What materials are provided with the Ovation FFPE WTA System?

The Ovation FFPE WTA System provides all necessary buffers, primers and enzymes for first strand synthesis, second strand synthesis and amplification. The kit also provides Nuclease-free Water and Agencourt Beads for double-stranded cDNA purification. Beads are not provided for the final purification step.

Does the Ovation FFPE WTA System provide any labeling reagents?

No. This system is used to generate SPIA cDNA from FFPE RNA samples. The SPIA cDNA may be processed further using a Tecan Encore labeling module or other supported labeling protocol.

What equipment is required or will be useful?

Required equipment includes a microcentrifuge, pipettes, vortexer, a thermal cycler, a spectrophotometer and a magnetic plate for 0.2 mL tubes, strips, or plates. An Agilent Bioanalyzer or Fragment Analyzer may also be useful for optional analytical tests.

What additional consumables does the user need?

For the SPIA cDNA purification step, purification columns or SPRI beads are required. Refer to the Appendix in the User Guide for validated purification products and procedures.

Is the Ovation FFPE WTA System 3´ biased?

In this system, oligo dT primers are mixed with random primers for the first strand synthesis of cDNA products. This allows amplification coverage of the whole transcript. We have tested the system with both degraded and intact RNA on 3´ microarray designs as well as arrays interrogating sequence in all regions of the transcript (i.e., Thermo Fisher Scientific (formerly Affymetrix) GeneChip arrays) with successful results.

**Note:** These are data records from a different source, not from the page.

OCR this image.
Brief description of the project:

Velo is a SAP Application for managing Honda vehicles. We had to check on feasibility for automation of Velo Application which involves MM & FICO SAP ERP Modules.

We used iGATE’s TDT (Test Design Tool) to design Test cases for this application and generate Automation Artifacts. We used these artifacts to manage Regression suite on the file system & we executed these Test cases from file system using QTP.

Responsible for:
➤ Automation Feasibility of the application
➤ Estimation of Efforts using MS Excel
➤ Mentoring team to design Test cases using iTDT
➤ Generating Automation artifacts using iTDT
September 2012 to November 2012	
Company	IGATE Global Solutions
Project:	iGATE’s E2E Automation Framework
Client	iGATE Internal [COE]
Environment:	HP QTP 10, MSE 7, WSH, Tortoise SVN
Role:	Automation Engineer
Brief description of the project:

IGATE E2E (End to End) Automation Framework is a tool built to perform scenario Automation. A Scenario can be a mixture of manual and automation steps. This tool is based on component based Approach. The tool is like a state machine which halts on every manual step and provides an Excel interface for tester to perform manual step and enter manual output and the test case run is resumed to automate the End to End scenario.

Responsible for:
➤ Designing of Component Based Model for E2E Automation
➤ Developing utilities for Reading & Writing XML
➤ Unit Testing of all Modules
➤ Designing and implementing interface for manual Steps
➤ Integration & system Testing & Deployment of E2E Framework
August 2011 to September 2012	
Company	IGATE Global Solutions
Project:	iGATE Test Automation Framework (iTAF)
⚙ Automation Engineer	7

Can I use the Ovation FFPE WTA System for archiving cDNA?

Yes. Amplified cDNA may be stored at –20 °C for at least six months.

Input recommendations

What methods do you recommend for RNA isolation?

We recommend a column-based method, including:

  • Norgen Biotek Total RNA, Soil RNA, or Stool RNA Purification Kits
  • Zymo Research QuickRNA™ Kit, ZR Fungal/Bacterial RNA MicroPrep™, or ZR Soil/Fecal RNA MicroPrep™
  • Arcturus PicoPure® RNA Isolation Kit
  • Ambion PureLink® RNA Mini Kit
  • Qiagen RNeasy Kits

Organic methods such as TRIzol® Reagent should be subsequently followed with a column-based clean-up method.

Can I use TRIzol® or other phenol-chloroform based extractions for RNA isolation?

We do not recommend the use of TRIzol or similar methods as any carryover of organic solvents may inhibit downstream enzyme activity. If using TRIzol extracted RNA, we recommend using a column-based purification of the RNA prior to input into the kit.

Can I use carrier RNA during RNA isolation?

We do not recommend the use of carriers during RNA isolation. If a carrier is required, please contact Tecan NGS Technical Support for more information.

Do I need to use high-quality total RNA?

No. The Ovation FFPE WTA System employs a whole transcriptome amplification approach and was designed specifically for use with highly degraded, lower quality RNA samples.

Can I use RNA from sources other than FFPE?

Yes. While the Ovation FFPE WTA System was developed specifically for use with total RNA from FFPE samples, it is possible to use intact, non-FFPE RNA samples as well. Performance with intact total RNA samples below 2 ng may vary.

How much FFPE derived total RNA do I need for amplification?

We recommend total FFPE RNA inputs in the range of 50 to 100 ng. Input amounts outside this range may produce unsatisfactory variable results, especially for more degraded RNA.

Can DNA be used as input for the Ovation FFPE WTA System?

No. The Ovation FFPE WTA System is designed to amplify RNA, not DNA.

Can contaminating genomic DNA interfere with the amplification performance?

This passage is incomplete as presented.